In most cases, Kenyan microlots can be traced back to the factory and its contributing cooperatives, and in the rare best cases, down to individual farms. Technically, every lot processed at the factory starts as a microlot, as daily consolidations of cherries are delivered to the mill. After cupping and evaluation, similar lots are often blended to form larger batches.
Varied quality lots may end up in the same blend, but it’s increasingly common for buyers to select pre-blended lots that stand out on the cupping table. Our importing traders typically stay in Kenya during harvest to evaluate the large volume of samples and select the best lots. This Kainamui lot is one of them.
The New Ngariama Farmers Cooperative Society comprises 1,800 smallholders who produce cherry for the Kainamui Coffee Factory, about 600 of whom are women. Each farmer owns an average of 200 trees on less than half a hectare of land. Farmers also cultivate gravellea, macadamia, eucalyptus, tea, corn, and bananas alongside coffee. Kainamui regularly hosts visits from agricultural officials and agro-companies offering training programs, and the cooperative provides pre-financing to help farmers pay school fees, cover production costs, and manage emergencies.

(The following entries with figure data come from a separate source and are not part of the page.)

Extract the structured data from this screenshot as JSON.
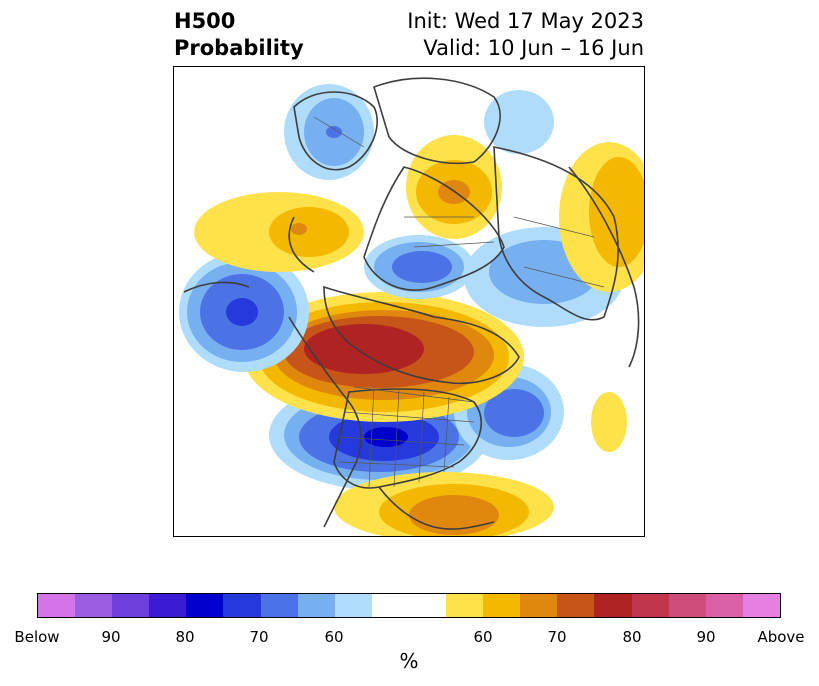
{
  "title": {
    "left_line1": "H500",
    "left_line2": "Probability",
    "right_line1": "Init: Wed 17 May 2023",
    "right_line2": "Valid: 10 Jun – 16 Jun"
  },
  "colorbar": {
    "unit": "%",
    "colors": [
      "#d573e8",
      "#9c5ce4",
      "#6e3fdb",
      "#3b1bd4",
      "#0000cd",
      "#2539dc",
      "#4b73e6",
      "#77b0f0",
      "#aedcfa",
      "#ffffff",
      "#ffe24a",
      "#f5b800",
      "#e0880e",
      "#c85518",
      "#b02323",
      "#c1364c",
      "#cc4c7a",
      "#d95fa6",
      "#e77fe0"
    ],
    "ticks": [
      "Below",
      "90",
      "80",
      "70",
      "60",
      "60",
      "70",
      "80",
      "90",
      "Above"
    ]
  },
  "map": {
    "projection": "polar-stereographic",
    "region": "Northern Hemisphere",
    "anomalies": [
      {
        "name": "below-normal-north-america",
        "category": "below",
        "peak_percent": 80
      },
      {
        "name": "above-normal-arctic",
        "category": "above",
        "peak_percent": 80
      },
      {
        "name": "below-normal-north-pacific",
        "category": "below",
        "peak_percent": 70
      },
      {
        "name": "below-normal-siberia",
        "category": "below",
        "peak_percent": 60
      },
      {
        "name": "above-normal-europe",
        "category": "above",
        "peak_percent": 70
      },
      {
        "name": "below-normal-north-atlantic",
        "category": "below",
        "peak_percent": 70
      },
      {
        "name": "above-normal-southern-us",
        "category": "above",
        "peak_percent": 70
      }
    ]
  }
}
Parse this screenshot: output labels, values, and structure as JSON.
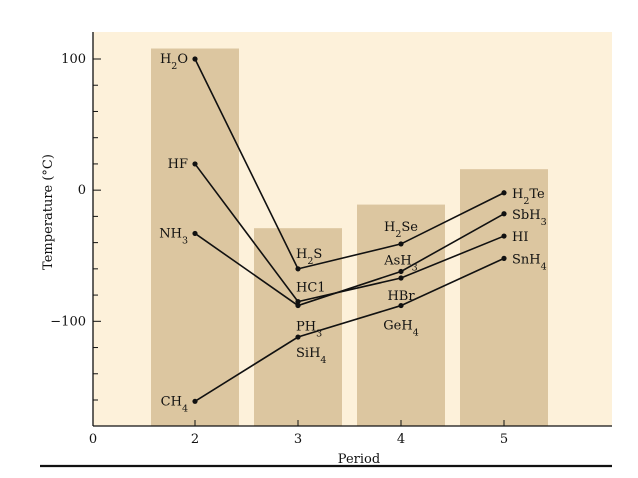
{
  "chart_data": {
    "type": "line",
    "title": "",
    "xlabel": "Period",
    "ylabel": "Temperature (°C)",
    "xlim": [
      0,
      6
    ],
    "ylim": [
      -180,
      120
    ],
    "x": [
      2,
      3,
      4,
      5
    ],
    "x_ticks": [
      0,
      2,
      3,
      4,
      5
    ],
    "y_ticks_labeled": [
      100,
      0,
      -100
    ],
    "y_ticks_minor_step": 20,
    "grid": false,
    "background_color": "#fdf1da",
    "bar_color": "#dcc6a0",
    "line_color": "#111111",
    "background_bars": [
      {
        "x": 2,
        "value": 108
      },
      {
        "x": 3,
        "value": -29
      },
      {
        "x": 4,
        "value": -11
      },
      {
        "x": 5,
        "value": 16
      }
    ],
    "series": [
      {
        "name": "H2O/H2S/H2Se/H2Te",
        "values": [
          100,
          -60,
          -41,
          -2
        ]
      },
      {
        "name": "HF/HCl/HBr/HI",
        "values": [
          20,
          -85,
          -67,
          -35
        ]
      },
      {
        "name": "NH3/PH3/AsH3/SbH3",
        "values": [
          -33,
          -88,
          -62,
          -18
        ]
      },
      {
        "name": "CH4/SiH4/GeH4/SnH4",
        "values": [
          -161,
          -112,
          -88,
          -52
        ]
      }
    ],
    "point_labels": [
      {
        "x": 2,
        "y": 100,
        "base": "H",
        "sub": "2",
        "tail": "O",
        "anchor": "end",
        "dx": -7,
        "dy": 4
      },
      {
        "x": 2,
        "y": 20,
        "base": "HF",
        "sub": "",
        "tail": "",
        "anchor": "end",
        "dx": -7,
        "dy": 4
      },
      {
        "x": 2,
        "y": -33,
        "base": "NH",
        "sub": "3",
        "tail": "",
        "anchor": "end",
        "dx": -7,
        "dy": 4
      },
      {
        "x": 2,
        "y": -161,
        "base": "CH",
        "sub": "4",
        "tail": "",
        "anchor": "end",
        "dx": -7,
        "dy": 4
      },
      {
        "x": 3,
        "y": -60,
        "base": "H",
        "sub": "2",
        "tail": "S",
        "anchor": "start",
        "dx": -2,
        "dy": -11
      },
      {
        "x": 3,
        "y": -85,
        "base": "HC1",
        "sub": "",
        "tail": "",
        "anchor": "start",
        "dx": -2,
        "dy": -10
      },
      {
        "x": 3,
        "y": -88,
        "base": "PH",
        "sub": "3",
        "tail": "",
        "anchor": "start",
        "dx": -2,
        "dy": 25
      },
      {
        "x": 3,
        "y": -112,
        "base": "SiH",
        "sub": "4",
        "tail": "",
        "anchor": "start",
        "dx": -2,
        "dy": 20
      },
      {
        "x": 4,
        "y": -41,
        "base": "H",
        "sub": "2",
        "tail": "Se",
        "anchor": "middle",
        "dx": 0,
        "dy": -13
      },
      {
        "x": 4,
        "y": -62,
        "base": "AsH",
        "sub": "3",
        "tail": "",
        "anchor": "middle",
        "dx": 0,
        "dy": -7
      },
      {
        "x": 4,
        "y": -67,
        "base": "HBr",
        "sub": "",
        "tail": "",
        "anchor": "middle",
        "dx": 0,
        "dy": 22
      },
      {
        "x": 4,
        "y": -88,
        "base": "GeH",
        "sub": "4",
        "tail": "",
        "anchor": "middle",
        "dx": 0,
        "dy": 24
      },
      {
        "x": 5,
        "y": -2,
        "base": "H",
        "sub": "2",
        "tail": "Te",
        "anchor": "start",
        "dx": 8,
        "dy": 5
      },
      {
        "x": 5,
        "y": -18,
        "base": "SbH",
        "sub": "3",
        "tail": "",
        "anchor": "start",
        "dx": 8,
        "dy": 5
      },
      {
        "x": 5,
        "y": -35,
        "base": "HI",
        "sub": "",
        "tail": "",
        "anchor": "start",
        "dx": 8,
        "dy": 5
      },
      {
        "x": 5,
        "y": -52,
        "base": "SnH",
        "sub": "4",
        "tail": "",
        "anchor": "start",
        "dx": 8,
        "dy": 5
      }
    ]
  }
}
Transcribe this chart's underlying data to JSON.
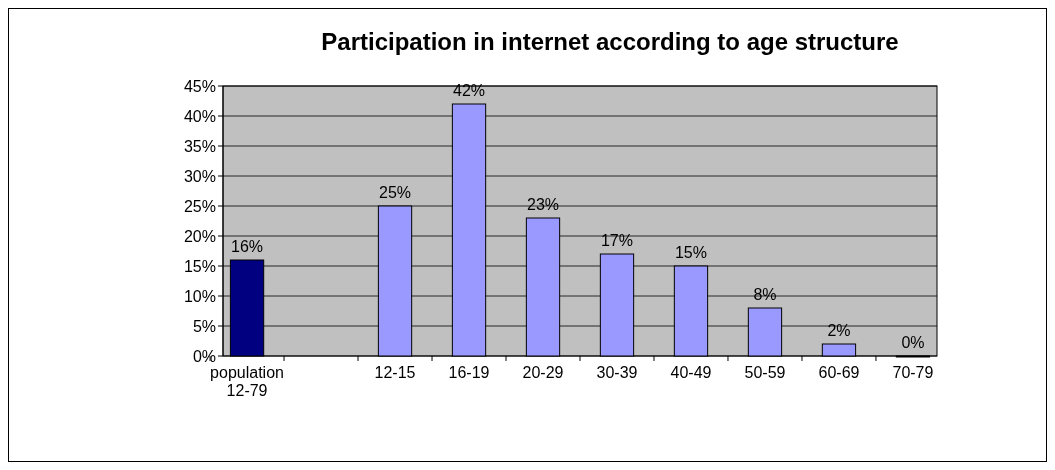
{
  "chart_data": {
    "type": "bar",
    "title": "Participation in internet according to age structure",
    "categories": [
      "population 12-79",
      null,
      "12-15",
      "16-19",
      "20-29",
      "30-39",
      "40-49",
      "50-59",
      "60-69",
      "70-79"
    ],
    "values": [
      16,
      null,
      25,
      42,
      23,
      17,
      15,
      8,
      2,
      0
    ],
    "colors": [
      "#000080",
      null,
      "#9999ff",
      "#9999ff",
      "#9999ff",
      "#9999ff",
      "#9999ff",
      "#9999ff",
      "#9999ff",
      "#9999ff"
    ],
    "value_labels": [
      "16%",
      null,
      "25%",
      "42%",
      "23%",
      "17%",
      "15%",
      "8%",
      "2%",
      "0%"
    ],
    "ylim": [
      0,
      45
    ],
    "yticks": [
      {
        "value": 0,
        "label": "0%"
      },
      {
        "value": 5,
        "label": "5%"
      },
      {
        "value": 10,
        "label": "10%"
      },
      {
        "value": 15,
        "label": "15%"
      },
      {
        "value": 20,
        "label": "20%"
      },
      {
        "value": 25,
        "label": "25%"
      },
      {
        "value": 30,
        "label": "30%"
      },
      {
        "value": 35,
        "label": "35%"
      },
      {
        "value": 40,
        "label": "40%"
      },
      {
        "value": 45,
        "label": "45%"
      }
    ],
    "grid": "y"
  }
}
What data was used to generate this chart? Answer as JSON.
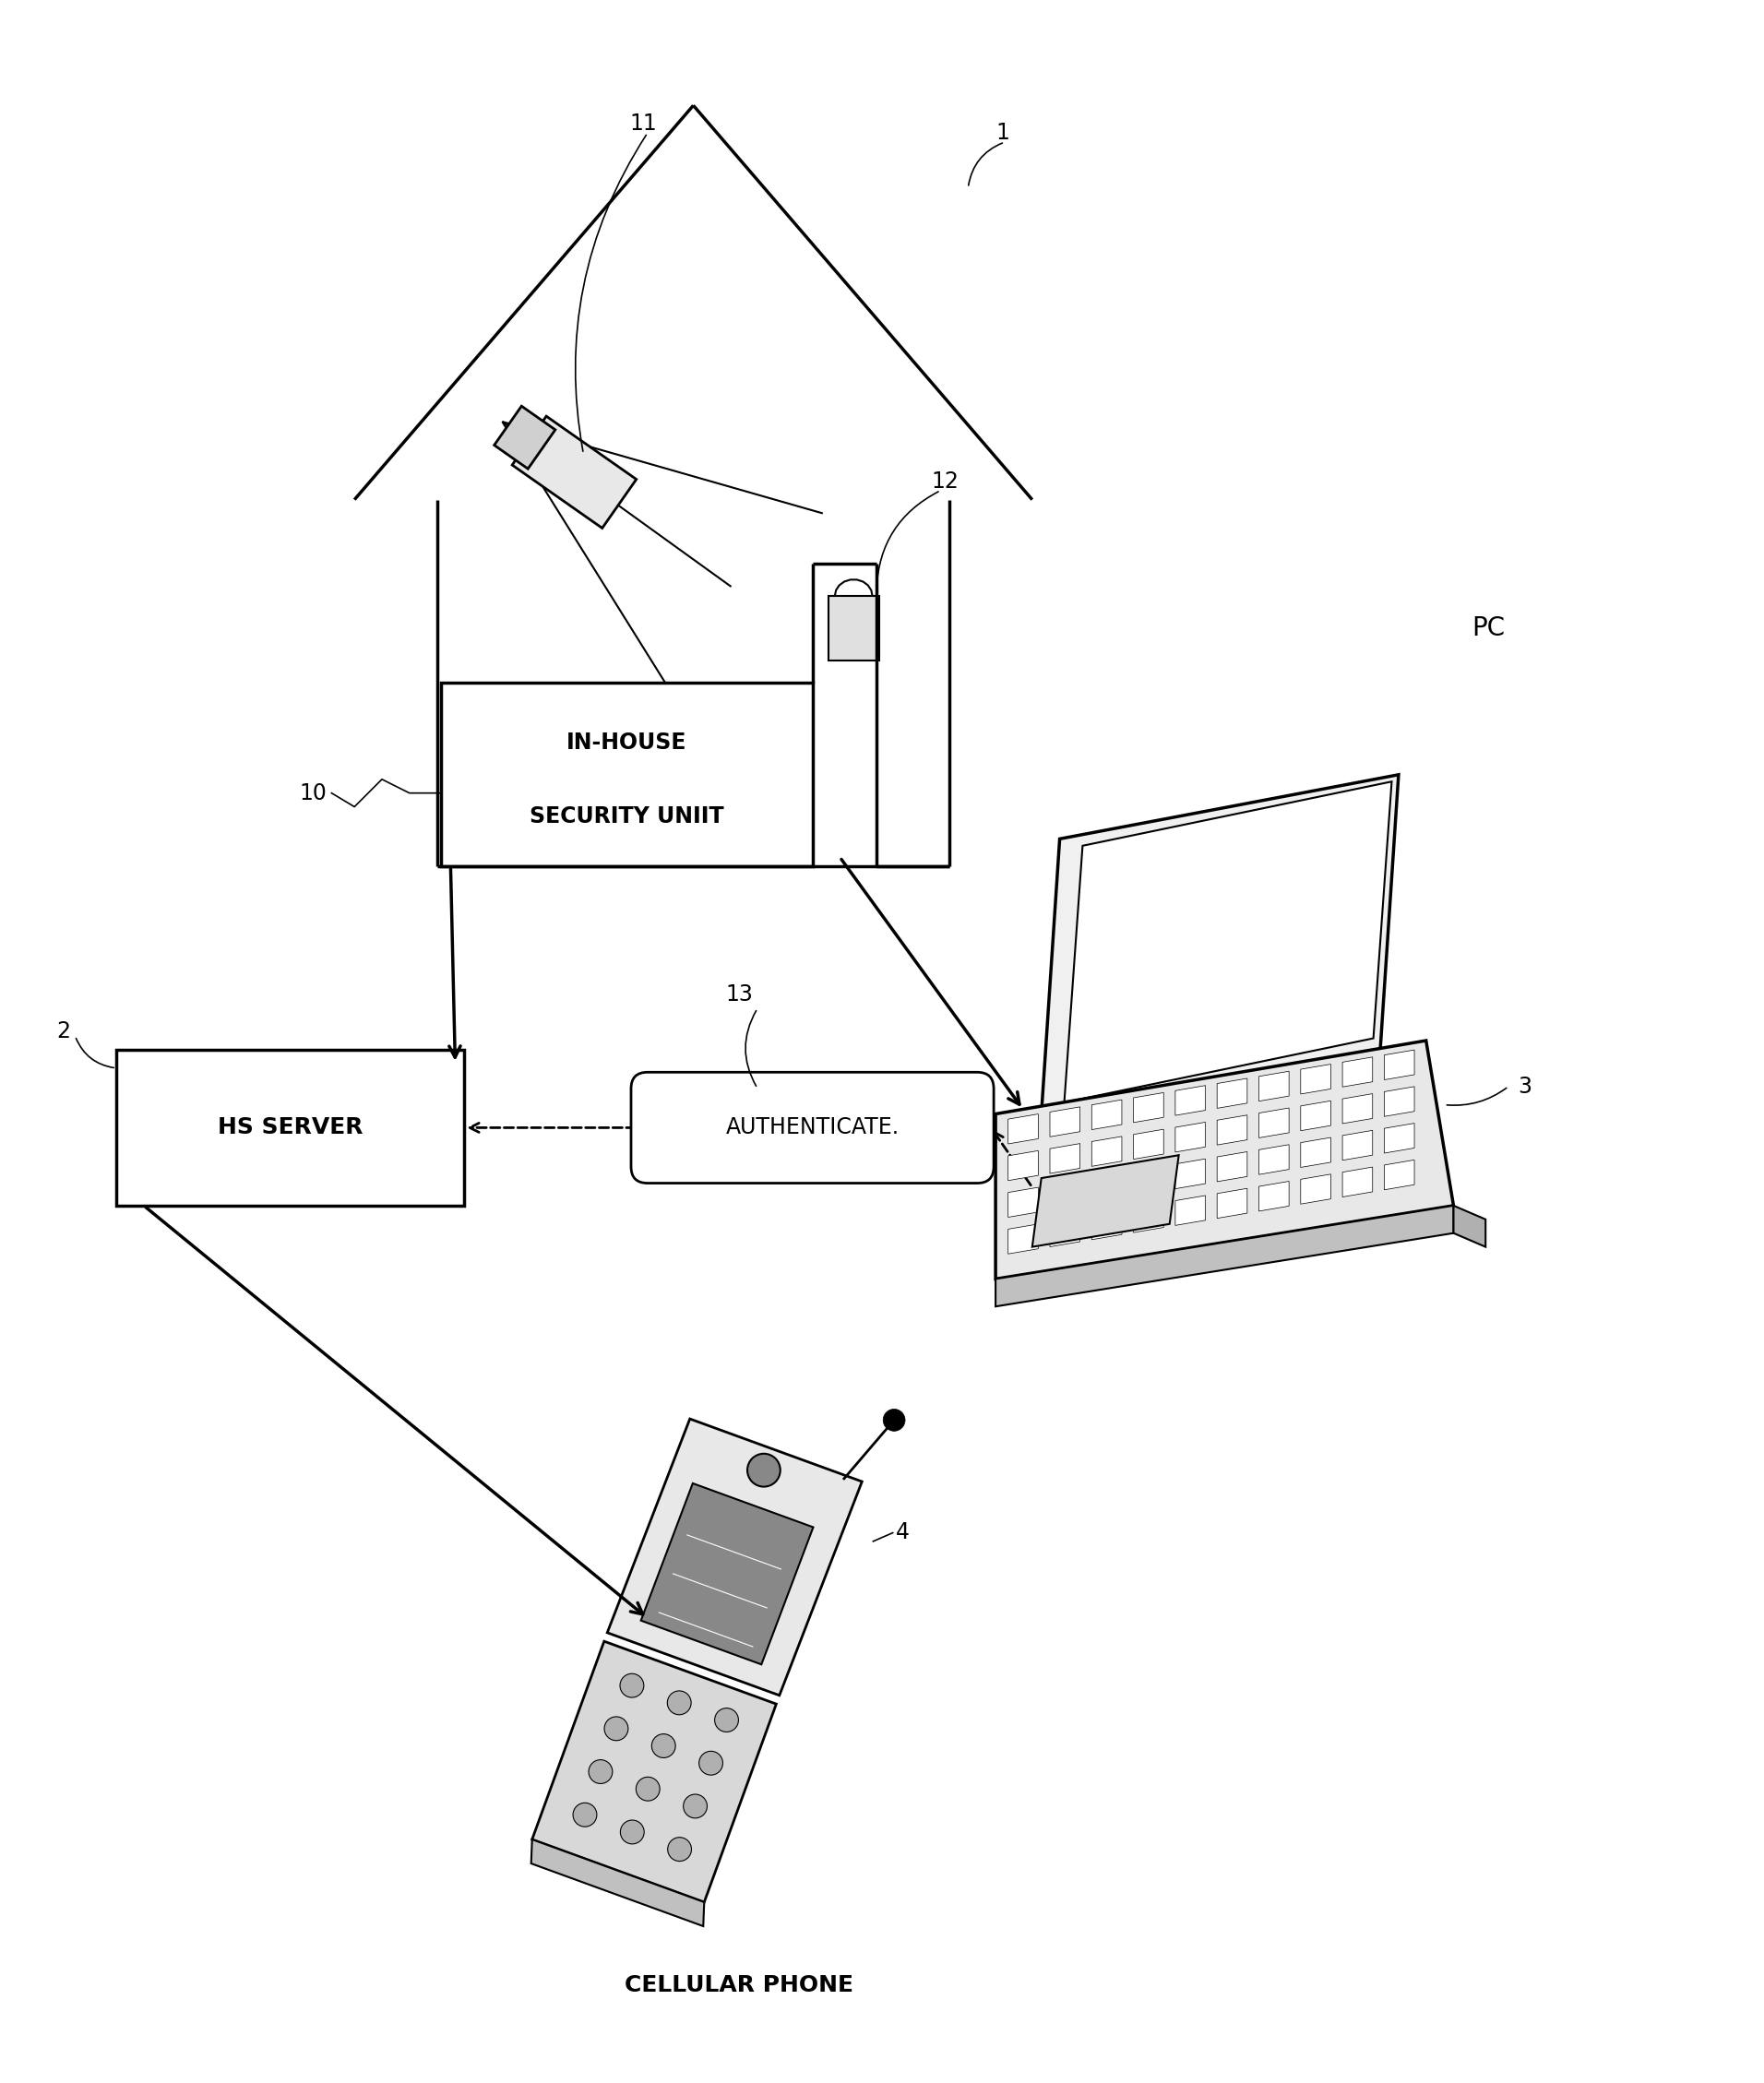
{
  "bg_color": "#ffffff",
  "lc": "#000000",
  "fig_w": 19.12,
  "fig_h": 22.58,
  "labels": {
    "1": "1",
    "2": "2",
    "3": "3",
    "4": "4",
    "10": "10",
    "11": "11",
    "12": "12",
    "13": "13",
    "pc": "PC",
    "phone": "CELLULAR PHONE",
    "sec1": "IN-HOUSE",
    "sec2": "SECURITY UNIIT",
    "server": "HS SERVER",
    "auth": "AUTHENTICATE."
  }
}
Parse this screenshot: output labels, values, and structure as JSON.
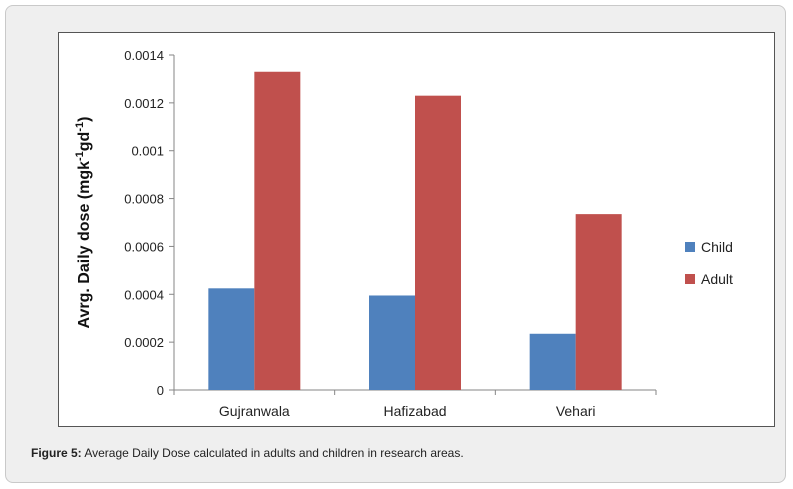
{
  "chart_data": {
    "type": "bar",
    "categories": [
      "Gujranwala",
      "Hafizabad",
      "Vehari"
    ],
    "series": [
      {
        "name": "Child",
        "values": [
          0.000425,
          0.000395,
          0.000235
        ],
        "color": "#4f81bd"
      },
      {
        "name": "Adult",
        "values": [
          0.00133,
          0.00123,
          0.000735
        ],
        "color": "#c0504d"
      }
    ],
    "ylabel_main": "Avrg. Daily dose (mgk",
    "ylabel_sup1": "-1",
    "ylabel_mid": "gd",
    "ylabel_sup2": "-1",
    "ylabel_end": ")",
    "ylim": [
      0,
      0.0014
    ],
    "yticks": [
      "0",
      "0.0002",
      "0.0004",
      "0.0006",
      "0.0008",
      "0.001",
      "0.0012",
      "0.0014"
    ],
    "grid": false,
    "legend_position": "right"
  },
  "caption": {
    "label": "Figure 5:",
    "text": " Average Daily Dose calculated in adults and children in research areas."
  }
}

Although this lot isn’t traceable to a single variety, it’s a blend of Batian, SL28, SL34, and Ruiru 11. As with the majority of Kenya’s coffee, it underwent a washed process. While procedures vary slightly between factories, the standardized practice includes two stages of water-submerged fermentation in tanks. The first soak happens after depulping the cherry and typically lasts up to two days. It’s then washed thoroughly before soaking in water for 12–72 hours and put out to dry under the sun. This unique fermentation practice is what makes Kenyan coffee iconically crisp. Combined with the fertile volcanic soil from Mount Kenya in Kirinyaga County, these conditions produce some of Kenya’s most fruit-forward coffees.